EU Wants a Carthaginian Bailout for Greece

American economist Paul Krugman has made a useful observation in the New York Times, where he denounced the Europeans for having a “Carthaginian” policy for Greece. He charged that

“they don’t understand that Greece 2015 is not Ireland 2010, and that this kind of bullying won’t work,” and that “they prefer to see Greece forced into default and probably out of the euro, with the presumed economic wreckage as an object lesson to anyone else thinking of asking for relief.”

Comparing the EU to the Roman Empire, he said the EU is seeking

“the economic equivalent of the ‘Carthaginian peace’ France sought to impose on Germany after World War I,” before he concluded that the EU “lack of wisdom is astonishing and appalling.”
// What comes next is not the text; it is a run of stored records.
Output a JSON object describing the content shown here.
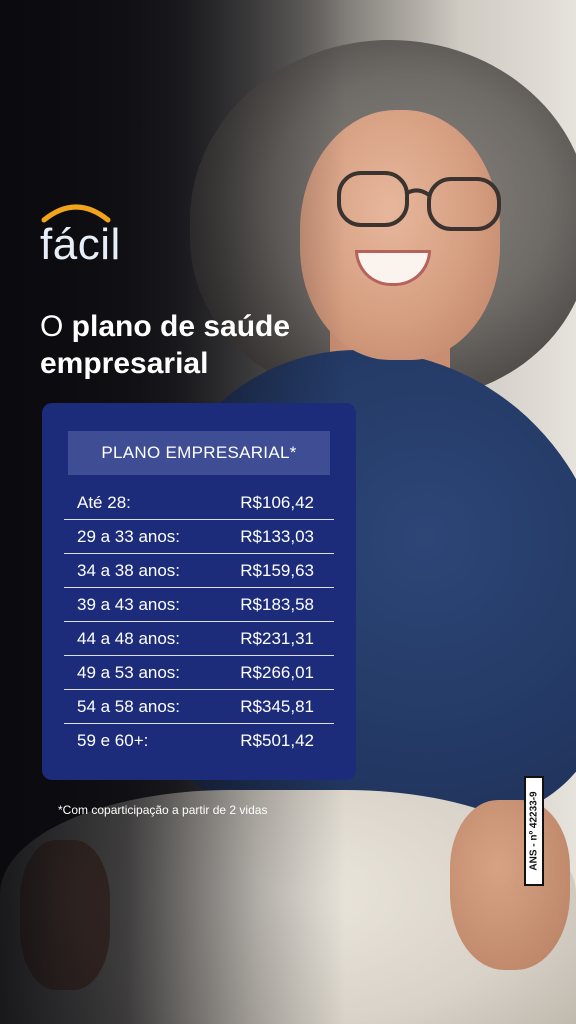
{
  "brand": {
    "name": "fácil",
    "arc_color": "#f2a51a"
  },
  "headline": {
    "prefix": "O ",
    "bold_1": "plano de saúde",
    "bold_2": "empresarial"
  },
  "table": {
    "header": "PLANO EMPRESARIAL*",
    "rows": [
      {
        "label": "Até 28:",
        "price": "R$106,42"
      },
      {
        "label": "29 a 33 anos:",
        "price": "R$133,03"
      },
      {
        "label": "34 a 38 anos:",
        "price": "R$159,63"
      },
      {
        "label": "39 a 43 anos:",
        "price": "R$183,58"
      },
      {
        "label": "44 a 48 anos:",
        "price": "R$231,31"
      },
      {
        "label": "49 a 53 anos:",
        "price": "R$266,01"
      },
      {
        "label": "54 a 58 anos:",
        "price": "R$345,81"
      },
      {
        "label": "59 e 60+:",
        "price": "R$501,42"
      }
    ]
  },
  "footnote": "*Com coparticipação a partir de 2 vidas",
  "ans_label": "ANS - nº 42233-9",
  "colors": {
    "card": "#1c2c7a",
    "card_header": "#3f4d94"
  }
}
Similarly, in Germany, former European Commissioner from Germany Günter Verheugen gave an interview to SWR radio, reprising his longstanding criticism of the EU Commission practices. He cite the Greek argument that the Troika Memorandum approach has failed because the austerity dictates prognosticated an economic growth in Greece that was not realistic. But those very dictates, he continued, are

“a main reason for driving Greece deeper into poverty, with no improvement in sight.”

Ultimata like those issued by Brussels, and also by Athens, are ill-considered; both sides have to talk about an alternative approach which improves the situation in Greece, Verheugen said. A “showdown” would help neither side in this conflict.